Dans une Europe gangrénée par l’antisémitisme, son ascendance l’empêche cependant de s’intégrer pleinement au sein de la haute société polonaise, et c’est probablement de cette frustration que nait son désir d’accomplir de grandes choses.

Christine Granville effectue plusieurs missions périlleuses en Pologne entre 1939 et 1941 et s’illustre en transmettant des renseignements cruciaux aux services secrets britanniques

Lorsque les nazis envahissent la Pologne à l’automne 1939, la vie de Krystyna Skarbek bascule.

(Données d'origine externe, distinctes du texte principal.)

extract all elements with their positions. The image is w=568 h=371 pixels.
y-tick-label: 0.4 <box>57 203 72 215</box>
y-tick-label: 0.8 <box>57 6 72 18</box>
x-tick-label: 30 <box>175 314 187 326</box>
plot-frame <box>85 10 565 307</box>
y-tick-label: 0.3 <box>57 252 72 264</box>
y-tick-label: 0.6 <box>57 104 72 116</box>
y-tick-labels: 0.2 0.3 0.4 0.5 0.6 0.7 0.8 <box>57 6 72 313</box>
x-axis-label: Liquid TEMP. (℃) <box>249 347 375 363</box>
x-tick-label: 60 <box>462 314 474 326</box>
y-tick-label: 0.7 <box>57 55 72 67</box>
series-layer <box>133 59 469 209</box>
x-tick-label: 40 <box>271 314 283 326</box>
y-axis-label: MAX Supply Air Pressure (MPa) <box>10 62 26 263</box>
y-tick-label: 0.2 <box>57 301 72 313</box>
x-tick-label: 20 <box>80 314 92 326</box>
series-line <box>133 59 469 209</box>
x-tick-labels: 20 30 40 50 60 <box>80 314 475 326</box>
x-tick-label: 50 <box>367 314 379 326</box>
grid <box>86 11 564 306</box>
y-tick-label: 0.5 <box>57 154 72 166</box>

Coincée à Londres avec son mari, le diplomate Jerzy Gizycki, la jeune femme est déterminée à participer à l’effort de guerre par tous les moyens possibles et parvient finalement à entrer en contact avec les services secrets britanniques.

Celle qui se fera plus tard appeler Christine Granville devient rapidement l’espionne favorite de Churchill, qui n’hésite pas à lui confier des missions particulièrement périlleuses.

Son aisance pour les langues, son intelligence remarquable et sa résistance face à la pression se révèlent être des atouts majeurs pour la réussite de ces opérations à haut risque. Ses talents de skieuse lui sont également d’un grand secours et lui permettent d’évoluer discrètement sans éveiller l’attention des nazis, dans une Pologne déchirée par la guerre.

Au fil des années, la vie de Christine Granville ressemble de plus en plus à l’intrigue d’un roman d’espionnage. En véritable femme fatale, elle n’hésite pas à user de ses charmes pour obtenir des informations confidentielles et mener à bien ses missions, tout en faisant preuve d’un incroyable sang-froid lorsqu’elle se retrouve dans des situations compliquées.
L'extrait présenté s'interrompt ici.